You never know. You just never know.
It began like any other week day. Your family gets up, each at their own time and own pace. You eat breakfast, get ready for work or school, you talk about your schedule to make sure your kids aren’t stranded at school without a ride home, or your wife isn’t waiting at the restaurant to meet you for dinner, and you completely forgot. It is like any other day.
Your daughter gives you a peck on the cheek and says goodbye as she leaves for school with her backpack over her shoulder, her tennis racquet in one hand, and her cell phone in the other. The classic look for a high school freshman. It is such a familiar scene, it barely registers with you.
As you back out of your driveway and head down the street on your way to work, you can’t help but notice the beauty of your neighborhood. It is full of trees displaying the glory of their fall colors. The houses all seem peaceful. One neighbor is taking his garbage can out the street and waves. You return their wave and think, “It is so great to live here in the suburbs. It is safe, serene, secure.”
Why would you think that in only a few hours that would all be blown to pieces? How could anyone imagine that when you returned home that night from work, you would find the girl you kissed goodbye on her way out the door that morning, layng in a pool of blood in your home, apparently stabbed to death when she interrupted an intruder? How horrible? How unimaginable? What a nightmare!
But that is exactly what happened to the mother of Kelli O’Laughlin. She drove down the safe, serene, secure streets of Indian Head Park last Thursday after work and entered into a living nightmare. Like many of you, I can’t even begin to imagine what that would be like. Periodically I find myself fighting back tears when I think about it, even though I didn’t know the people personally.
This is the kind of thing we expect to avoid by living in the suburbs of Chicago. Our villages aren’t like the city. They are safe, secure and serene.
Our lives are surrounded by things that are supposed to provide security. Security cameras, security gates, security guards, and security codes. Passwords provide security for our electronic devices. Banks and investment companies provide security for our money. Cars have seat belts and air bags to make us secure from injury. OSHA agencies secure the work place so people aren’t endangered. When we travel on airplanes we go through security scanners as does our luggage.
There are all sorts of precautions taken in our lives that are supposed to provide security and protect us.
And yet, suicide bombers get on planes. Hackers get into our online bank accounts. Our identities are stolen. Accidents occur in the work place. Seat belts and air bags fail. Our safe, secure and serene suburbs are disrupted by crime and violence.
Ultimately nothing can really protect us, keep us secure, or guarantee safety.

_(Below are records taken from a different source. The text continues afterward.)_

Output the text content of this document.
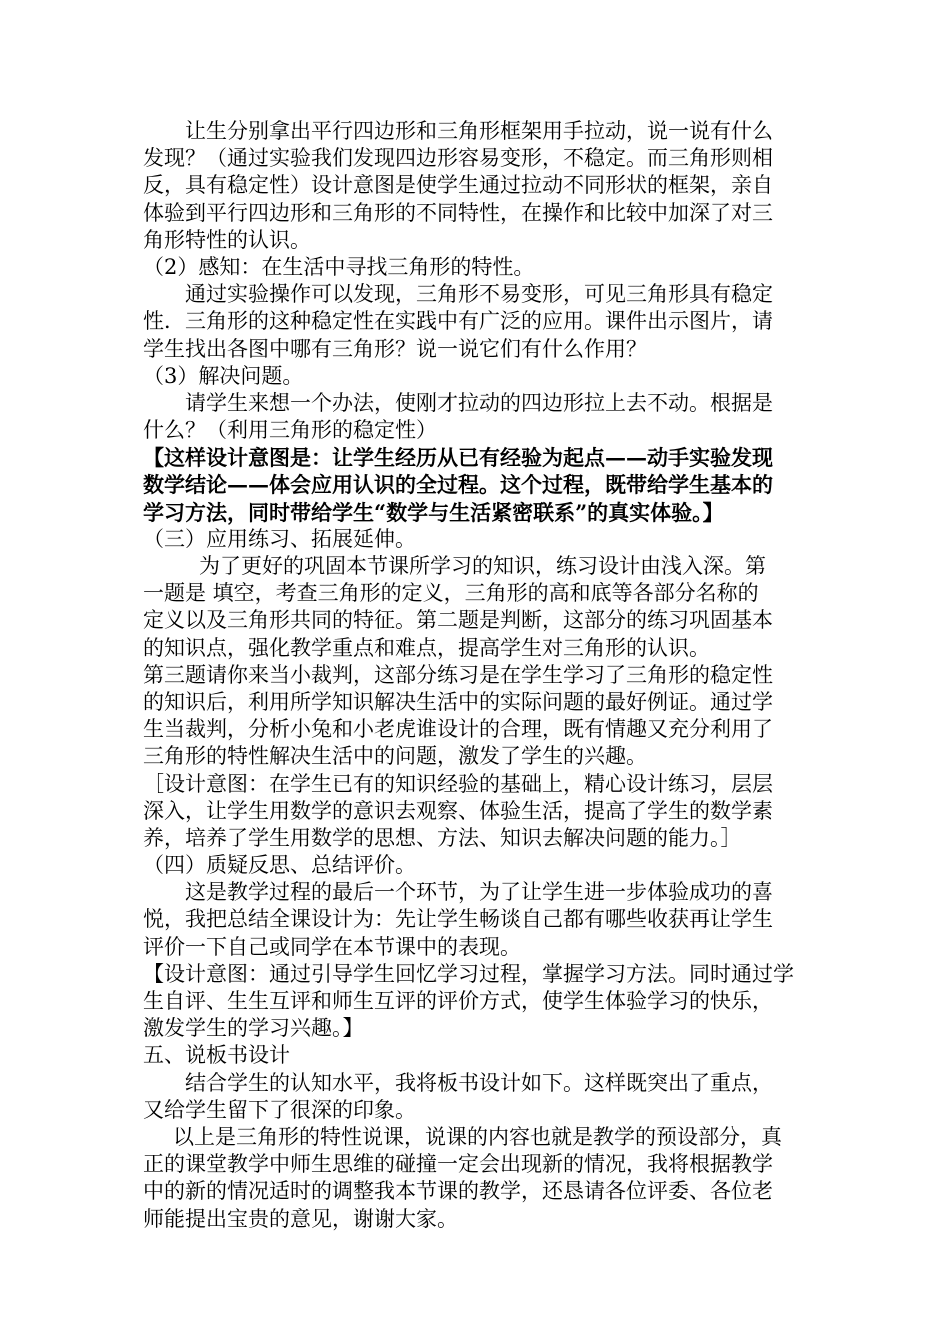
让生分别拿出平行四边形和三角形框架用手拉动，说一说有什么
发现？（通过实验我们发现四边形容易变形，不稳定。而三角形则相
反，具有稳定性）设计意图是使学生通过拉动不同形状的框架，亲自
体验到平行四边形和三角形的不同特性，在操作和比较中加深了对三
角形特性的认识。
（2）感知：在生活中寻找三角形的特性。
通过实验操作可以发现，三角形不易变形，可见三角形具有稳定
性．三角形的这种稳定性在实践中有广泛的应用。课件出示图片，请
学生找出各图中哪有三角形？说一说它们有什么作用？
（3）解决问题。
请学生来想一个办法，使刚才拉动的四边形拉上去不动。根据是
什么？（利用三角形的稳定性）
【这样设计意图是：让学生经历从已有经验为起点——动手实验发现
数学结论——体会应用认识的全过程。这个过程，既带给学生基本的
学习方法，同时带给学生“数学与生活紧密联系”的真实体验。】
（三）应用练习、拓展延伸。
为了更好的巩固本节课所学习的知识，练习设计由浅入深。第
一题是 填空，考查三角形的定义，三角形的高和底等各部分名称的
定义以及三角形共同的特征。第二题是判断，这部分的练习巩固基本
的知识点，强化教学重点和难点，提高学生对三角形的认识。
第三题请你来当小裁判，这部分练习是在学生学习了三角形的稳定性
的知识后，利用所学知识解决生活中的实际问题的最好例证。通过学
生当裁判，分析小兔和小老虎谁设计的合理，既有情趣又充分利用了
三角形的特性解决生活中的问题，激发了学生的兴趣。
［设计意图：在学生已有的知识经验的基础上，精心设计练习，层层
深入，让学生用数学的意识去观察、体验生活，提高了学生的数学素
养，培养了学生用数学的思想、方法、知识去解决问题的能力。］
（四）质疑反思、总结评价。
这是教学过程的最后一个环节，为了让学生进一步体验成功的喜
悦，我把总结全课设计为：先让学生畅谈自己都有哪些收获再让学生
评价一下自己或同学在本节课中的表现。
【设计意图：通过引导学生回忆学习过程，掌握学习方法。同时通过学
生自评、生生互评和师生互评的评价方式，使学生体验学习的快乐，
激发学生的学习兴趣。】
五、说板书设计
结合学生的认知水平，我将板书设计如下。这样既突出了重点，
又给学生留下了很深的印象。
以上是三角形的特性说课，说课的内容也就是教学的预设部分，真
正的课堂教学中师生思维的碰撞一定会出现新的情况，我将根据教学
中的新的情况适时的调整我本节课的教学，还恳请各位评委、各位老
师能提出宝贵的意见，谢谢大家。
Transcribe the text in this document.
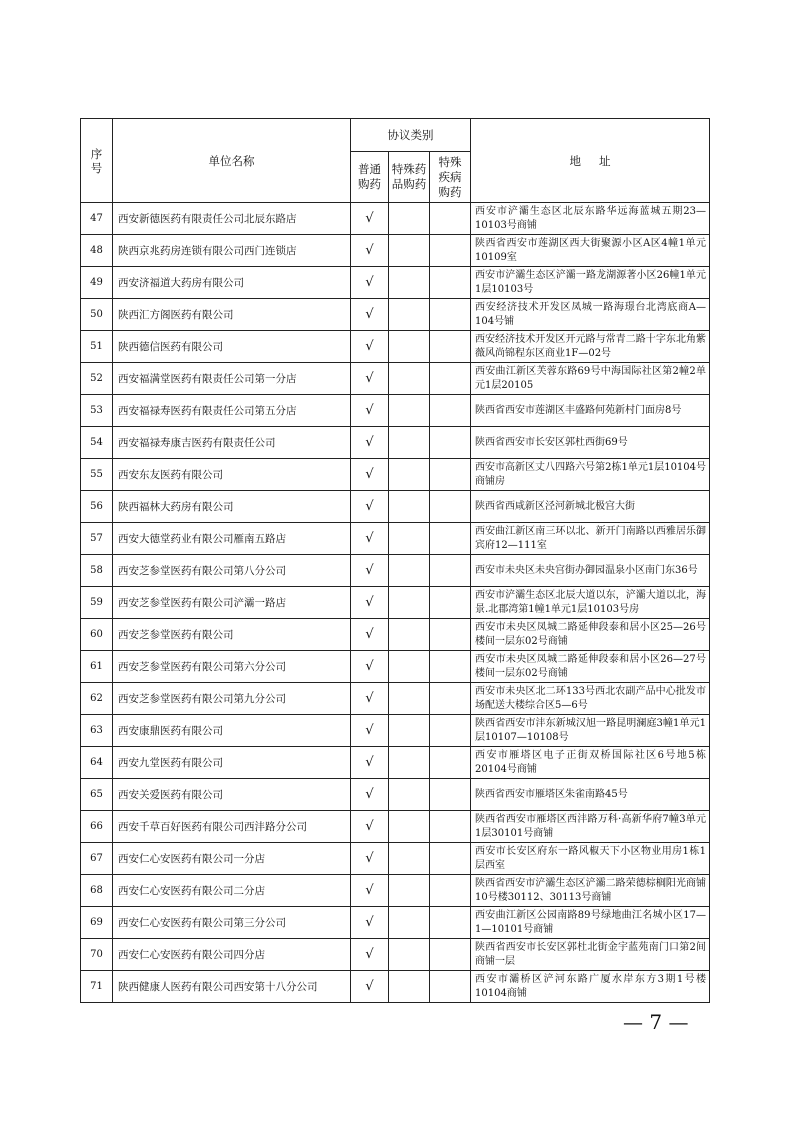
序号	单位名称	协议类别			地址

		普通购药	特殊药品购药	特殊疾病购药	

47	西安新德医药有限责任公司北辰东路店	√			西安市浐灞生态区北辰东路华远海蓝城五期23—10103号商铺
48	陕西京兆药房连锁有限公司西门连锁店	√			陕西省西安市莲湖区西大街聚源小区A区4幢1单元10109室
49	西安济福道大药房有限公司	√			西安市浐灞生态区浐灞一路龙湖源著小区26幢1单元1层10103号
50	陕西汇方阁医药有限公司	√			西安经济技术开发区凤城一路海璟台北湾底商A—104号铺
51	陕西德信医药有限公司	√			西安经济技术开发区开元路与常青二路十字东北角紫薇风尚锦程东区商业1F—02号
52	西安福满堂医药有限责任公司第一分店	√			西安曲江新区芙蓉东路69号中海国际社区第2幢2单元1层20105
53	西安福禄寿医药有限责任公司第五分店	√			陕西省西安市莲湖区丰盛路何苑新村门面房8号
54	西安福禄寿康吉医药有限责任公司	√			陕西省西安市长安区郭杜西街69号
55	西安东友医药有限公司	√			西安市高新区丈八四路六号第2栋1单元1层10104号商铺房
56	陕西福林大药房有限公司	√			陕西省西咸新区泾河新城北极宫大街
57	西安大德堂药业有限公司雁南五路店	√			西安曲江新区南三环以北、新开门南路以西雅居乐御宾府12—111室
58	西安芝参堂医药有限公司第八分公司	√			西安市未央区未央宫街办御园温泉小区南门东36号
59	西安芝参堂医药有限公司浐灞一路店	√			西安市浐灞生态区北辰大道以东，浐灞大道以北，海景.北郡湾第1幢1单元1层10103号房
60	西安芝参堂医药有限公司	√			西安市未央区凤城二路延伸段泰和居小区25—26号楼间一层东02号商铺
61	西安芝参堂医药有限公司第六分公司	√			西安市未央区凤城二路延伸段泰和居小区26—27号楼间一层东02号商铺
62	西安芝参堂医药有限公司第九分公司	√			西安市未央区北二环133号西北农副产品中心批发市场配送大楼综合区5—6号
63	西安康鼎医药有限公司	√			陕西省西安市沣东新城汉旭一路昆明澜庭3幢1单元1层10107—10108号
64	西安九堂医药有限公司	√			西安市雁塔区电子正街双桥国际社区6号地5栋20104号商铺
65	西安关爱医药有限公司	√			陕西省西安市雁塔区朱雀南路45号
66	西安千草百好医药有限公司西沣路分公司	√			陕西省西安市雁塔区西沣路万科·高新华府7幢3单元1层30101号商铺
67	西安仁心安医药有限公司一分店	√			西安市长安区府东一路风椒天下小区物业用房1栋1层西室
68	西安仁心安医药有限公司二分店	√			陕西省西安市浐灞生态区浐灞二路荣德棕榈阳光商铺10号楼30112、30113号商铺
69	西安仁心安医药有限公司第三分公司	√			西安曲江新区公园南路89号绿地曲江名城小区17—1—10101号商铺
70	西安仁心安医药有限公司四分店	√			陕西省西安市长安区郭杜北街金宇蓝苑南门口第2间商铺一层
71	陕西健康人医药有限公司西安第十八分公司	√			西安市灞桥区浐河东路广厦水岸东方3期1号楼10104商铺
— 7 —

So, I fall back on an old document. One that was written more than 400 hundred years ago as a way to summarize what “reformed” Christians believe; the Heidelberg Catechism.
Question 1: “What is your only comfort, in life and death?”
Answer: “That I belong--body and soul, in life and in death--not to myself but to my faithful Savior, Jesus Christ, who at the cost of his own blood has fully paid for all my sins and has completely freed me from the dominion of the devil; that he protects me so well that without the will of my Father in heaven not a hair can fall from my head; indeed, that everything must fit his purpose for my salvation. Therefore, by his Holy Spirit, he also assures me of eternal life, and makes me wholeheartedly willing and ready from now on to live for him.”
“...that he protects me so well...” obviously does not mean that nothing bad will happen to me/us in life. It means that when the evils of life are at work, God knows and ultimately protects me.
If my seatbelt or airbag fails to protect me; if I am a victim of a violent crime; if I am attacked by a deadly disease, I am assured of the fact that I am in God’s hands and I will graduate to eternal life with Him.
We never know. We just never know. But God always knows.
Rev.
We too have shed many tears regarding Kelli O. We "bleed" for her family. She lived in the neighborhood our children and grandchildren live in. She attended school - kindergarten until the present - with our grandson. She has always been especially good to our grandson who is autistic. Whenever they went to the park by Kelli's home she always came out to chat with him. Her smile was contagious. We attended their graduations last year. What a tragedy!!! And yet we have discussed how many times it has happened in other villages or in the city of Chicago - even tho we are sad when it happens farther away, we weren't affected by it hitting so close to home. We, too, thought of the Heidelberg Catechism - What is My Only Comfort...We thank God that we have a Savior who loves us and carries us no matter what. Our grandchildren have grown up knowing that we serve an awesome God. We have the comfort of knowing who we belong to body and soul. Yet we mourn with the O'Laughlin's in their pain and loss. Oftentimes it takes a tragedy to pull us all together; to put us on the same page; to make us care for one another.